L’opinion publique désigne comme auteurs des attentats commis à deux reprises différentes sur la personne de madame de Normont, sa tante, sœur de son père… son mari lui-même ; on les soupçonne même d’avoir fait périr la petite fille par le poison.


Il est manifeste cependant que ni madame de Mellertz, ni Normont, ne se sont risqués à venir nuitamment à Choisy, pour mettre le crime à exécution. Celui qu’il faut découvrir, c’est l’inconnu qui a transporté la victime d’un lit à l’autre, l’a bâillonnée et a versé le poison dans la bouche de la malheureuse. Or, celui-là, nul autre que Babet ne l’a vu.
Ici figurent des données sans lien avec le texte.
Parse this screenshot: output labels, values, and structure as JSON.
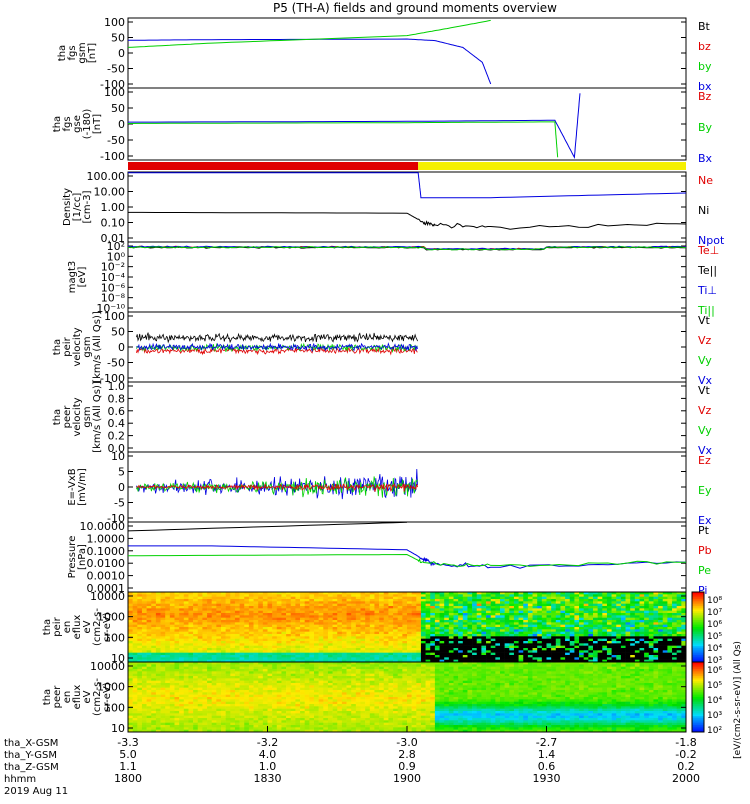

Un garçon du village déposa bien que, au matin du 1er avril, vers cinq heures, c’est-à-dire avant le lever du jour , « un particulier vêtu d’un habit et d’un pantalon bleu foncé, ayant les genoux un peu en dedans, fuyait à toutes jambes par les rues de Choisy, se dirigeant du côté de Paris… » mais le renseignement parut être, à la fois, trop précis et trop vague pour qu’on le prît au sérieux. Il semblait bien probable que le malfaiteur, quel qu’il fût, était un habile homme, l’un de ceux, sans nul doute, qui, cinq ans auparavant, avaient pénétré, une nuit, dans la chambre de madame de Normont et qui, malgré les ordres réitérés de l’Empereur, échappaient depuis lors aux plus actives recherches de la police. On prévoyait donc que l’enquête serait difficile : l’opinion publique incriminait des personnes de haut rang auxquelles l’Empereur s’était intéressé ; il y fallait donc procéder avec prudence, discrétion, et ne frapper qu’à coup sûr. Cependant comme Dominique, valet de chambre de madame de Mellertz, possédait « un habit bleu » et marchait « les genoux un peu en dedans », il fut mandé à la police ; mais il prouva facilement que, dans la nuit du 31 mars au 1er avril, il n’avait pas quitté la maison de la rue Meslay. On interrogea la concierge : elle affirma très nettement, — et l’on contrôla ses dires, — que sa porte avait été fermée vers neuf heures du soir et que personne de chez les Normont, — ni les maîtres, ni Dominique, ni Julie, ni Véronique, — n’était sorti avant le lendemain à huit heures du matin.

On devait donc chercher ailleurs ; mais où ? Rébus en apparence indéchiffrable et dont la solution allait exiger de longues études et d’ingénieuses déductions.